By  on October 8, 2007

LONDON — It's a far cry from the usual jewelry exhibition, what with the bloody guillotine blade, the skeleton bones and the stuffed crows pecking at a diamond drop necklace — but, then, British designer Theo Fennell has always viewed his gems from a skewed perspective.

Fennell's new exhibition, "Show Off," which opened in London in late September and will move to Moscow, Dubai and Los Angeles over the next 18 months, is more than just a sales pitch. It's a manifesto of the designer's life philosophy.
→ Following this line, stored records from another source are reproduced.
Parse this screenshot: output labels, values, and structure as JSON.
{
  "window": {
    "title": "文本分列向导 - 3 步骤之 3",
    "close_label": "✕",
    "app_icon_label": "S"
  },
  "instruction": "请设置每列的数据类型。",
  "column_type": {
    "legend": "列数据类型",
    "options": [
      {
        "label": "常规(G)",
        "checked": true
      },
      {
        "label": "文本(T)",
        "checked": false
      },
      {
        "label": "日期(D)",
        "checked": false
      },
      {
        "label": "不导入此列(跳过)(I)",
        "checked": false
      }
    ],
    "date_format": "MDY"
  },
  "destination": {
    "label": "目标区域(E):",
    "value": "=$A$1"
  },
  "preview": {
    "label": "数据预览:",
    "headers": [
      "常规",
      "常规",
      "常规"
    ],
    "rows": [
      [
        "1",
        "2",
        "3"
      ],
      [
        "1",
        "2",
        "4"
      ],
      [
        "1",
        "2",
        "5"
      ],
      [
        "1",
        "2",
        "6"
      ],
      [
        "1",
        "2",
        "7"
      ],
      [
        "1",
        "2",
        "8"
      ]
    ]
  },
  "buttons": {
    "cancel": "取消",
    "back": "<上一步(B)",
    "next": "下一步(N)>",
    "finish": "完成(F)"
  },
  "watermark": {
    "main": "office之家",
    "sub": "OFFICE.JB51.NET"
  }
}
"It's jewelry's duty to be life-enhancing and talismanic, and, sometimes, jewelry is all that remains," said Fennell, pointing to a pair of glistening ruby and diamond dagger earrings dangling from the freshly guillotined head of Marie-Antoinette, and a diamond and peridot cross pendant resting on the chest of a skeleton.

But "Show Off" isn't all gloom. The theme of the show is life and death, so Fennell pins his sparkling earrings on a replica of Ingres' Venus and on paintings of distinguished Georgian ladies as well. He's also twisted a string of South Sea pearls onto the neck of a swine.

There's a political bent, too, with Fennell taking 20th-century villains, including Lenin, Mao Zedong and Mussolini, and turning them into 18-karat gold rings. Kinder, gentler types, including Gandhi and the skull of Amelia Earhart, also get the gold-ring treatment.

In addition to the theatrical sets, props and complex dioramas, Fennell has slipped some simpler bits into the show: a footprint in a snowdrift, with a ruby and diamond key pendant abandoned close by, and a tire track in the mud, with a snake pendant glistening near it.

"Sometimes jewelry is defined by loss," said the designer.